Supporters ranged from the Utah Highway Patrol to Mothers Against Drunk Driving.
Jaynie Brown of MADD also told the committee that she understood the public-safety bill had been sent to the agriculture committee so that it would be killed.
She said the deaths of people not wearing seat belts are not confined to city dwellers.
"The most alarming statistics tell us that many rural residents are dying," she said.
David Horn, an engineer at Hill Air Force Base, spoke against the bill.

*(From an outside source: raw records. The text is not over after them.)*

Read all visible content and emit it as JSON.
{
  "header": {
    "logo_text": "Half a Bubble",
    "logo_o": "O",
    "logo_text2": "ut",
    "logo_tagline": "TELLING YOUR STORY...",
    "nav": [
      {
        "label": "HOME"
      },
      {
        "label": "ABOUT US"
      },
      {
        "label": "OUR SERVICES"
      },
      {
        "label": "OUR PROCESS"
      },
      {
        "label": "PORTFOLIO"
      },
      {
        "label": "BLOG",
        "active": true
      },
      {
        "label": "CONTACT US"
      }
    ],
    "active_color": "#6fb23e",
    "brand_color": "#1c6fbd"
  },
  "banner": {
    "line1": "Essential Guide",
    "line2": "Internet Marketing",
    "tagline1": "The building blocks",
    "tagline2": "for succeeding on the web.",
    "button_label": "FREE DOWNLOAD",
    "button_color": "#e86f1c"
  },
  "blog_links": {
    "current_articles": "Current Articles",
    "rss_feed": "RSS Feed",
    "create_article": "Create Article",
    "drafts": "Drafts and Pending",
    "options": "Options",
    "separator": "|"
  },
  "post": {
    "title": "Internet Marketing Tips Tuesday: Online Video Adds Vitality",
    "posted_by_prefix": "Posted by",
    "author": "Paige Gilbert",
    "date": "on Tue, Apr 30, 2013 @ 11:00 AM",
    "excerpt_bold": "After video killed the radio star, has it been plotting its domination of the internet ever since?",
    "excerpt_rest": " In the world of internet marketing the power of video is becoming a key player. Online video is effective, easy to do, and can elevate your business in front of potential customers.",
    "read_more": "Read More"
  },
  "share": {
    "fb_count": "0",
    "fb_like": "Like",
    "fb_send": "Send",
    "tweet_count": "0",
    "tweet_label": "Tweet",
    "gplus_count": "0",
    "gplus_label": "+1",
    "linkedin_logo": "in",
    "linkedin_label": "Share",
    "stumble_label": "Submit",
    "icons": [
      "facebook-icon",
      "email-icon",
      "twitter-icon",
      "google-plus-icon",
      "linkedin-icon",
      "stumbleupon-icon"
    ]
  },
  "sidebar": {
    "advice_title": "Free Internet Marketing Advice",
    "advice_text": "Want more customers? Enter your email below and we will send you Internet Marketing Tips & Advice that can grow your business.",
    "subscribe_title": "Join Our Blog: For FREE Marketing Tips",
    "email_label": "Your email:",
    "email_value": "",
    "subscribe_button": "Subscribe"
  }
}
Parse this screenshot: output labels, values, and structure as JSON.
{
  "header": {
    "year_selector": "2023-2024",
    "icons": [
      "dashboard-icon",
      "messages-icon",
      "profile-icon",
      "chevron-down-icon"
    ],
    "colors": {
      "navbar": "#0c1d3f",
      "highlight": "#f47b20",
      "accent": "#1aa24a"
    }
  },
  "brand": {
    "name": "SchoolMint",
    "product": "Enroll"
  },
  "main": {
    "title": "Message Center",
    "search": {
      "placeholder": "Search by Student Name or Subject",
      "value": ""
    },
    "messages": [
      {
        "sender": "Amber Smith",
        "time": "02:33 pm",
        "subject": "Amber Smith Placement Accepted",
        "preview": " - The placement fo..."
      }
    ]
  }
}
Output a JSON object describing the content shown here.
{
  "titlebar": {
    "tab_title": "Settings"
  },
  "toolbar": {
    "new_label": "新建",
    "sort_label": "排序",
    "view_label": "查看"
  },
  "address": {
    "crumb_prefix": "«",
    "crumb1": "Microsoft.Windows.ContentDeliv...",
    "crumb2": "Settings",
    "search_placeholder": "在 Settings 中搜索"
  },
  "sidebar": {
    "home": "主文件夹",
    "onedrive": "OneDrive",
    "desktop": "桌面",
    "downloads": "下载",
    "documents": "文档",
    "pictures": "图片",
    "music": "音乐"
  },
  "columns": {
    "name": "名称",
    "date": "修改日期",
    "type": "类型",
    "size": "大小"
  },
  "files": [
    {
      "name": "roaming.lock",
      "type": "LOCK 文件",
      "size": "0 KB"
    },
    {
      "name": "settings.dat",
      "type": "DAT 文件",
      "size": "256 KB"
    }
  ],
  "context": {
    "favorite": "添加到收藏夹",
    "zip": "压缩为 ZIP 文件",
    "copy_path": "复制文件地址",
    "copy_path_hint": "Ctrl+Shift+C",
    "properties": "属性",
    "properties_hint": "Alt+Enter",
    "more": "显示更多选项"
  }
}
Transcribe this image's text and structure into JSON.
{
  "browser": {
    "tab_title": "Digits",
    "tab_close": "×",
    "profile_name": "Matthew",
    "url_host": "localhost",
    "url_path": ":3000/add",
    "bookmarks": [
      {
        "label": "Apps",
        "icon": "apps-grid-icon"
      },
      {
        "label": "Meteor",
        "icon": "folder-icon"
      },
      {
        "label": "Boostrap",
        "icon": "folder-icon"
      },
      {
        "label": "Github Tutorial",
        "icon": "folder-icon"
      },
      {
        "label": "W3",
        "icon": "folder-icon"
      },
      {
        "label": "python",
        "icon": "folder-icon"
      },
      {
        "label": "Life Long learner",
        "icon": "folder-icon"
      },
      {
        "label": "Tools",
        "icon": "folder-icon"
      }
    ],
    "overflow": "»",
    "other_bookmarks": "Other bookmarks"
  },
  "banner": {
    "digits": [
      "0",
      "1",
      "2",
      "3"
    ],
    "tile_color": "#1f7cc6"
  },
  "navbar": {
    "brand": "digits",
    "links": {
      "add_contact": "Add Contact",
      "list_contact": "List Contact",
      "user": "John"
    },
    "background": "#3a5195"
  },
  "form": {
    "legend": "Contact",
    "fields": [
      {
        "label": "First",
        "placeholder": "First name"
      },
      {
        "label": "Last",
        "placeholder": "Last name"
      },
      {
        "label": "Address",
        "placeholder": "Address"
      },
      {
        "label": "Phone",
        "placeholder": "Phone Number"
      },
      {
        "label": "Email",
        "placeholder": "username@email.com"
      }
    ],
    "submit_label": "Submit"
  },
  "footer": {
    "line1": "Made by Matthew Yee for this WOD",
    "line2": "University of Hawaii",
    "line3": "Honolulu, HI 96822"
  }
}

He said he and his family wear their seat belts, but, "I think this is a matter of freedom. The fact that it's going to save your life is not directly related to somebody else's life."
Laura Lee Adams of the Sutherland Institute spoke against the bill as an attack against "stupid people."
"A seat belt is more a hallmark of wisdom. As unwise as stupid people are, they can still be attentive and good drivers," Adams said.
The Crash Outcome Data Evaluation System at the University of Utah found that each year people spend $6.6 million in hospital charges due to injuries resulting from not wearing a seat belt.
It said 174 people die of such injuries.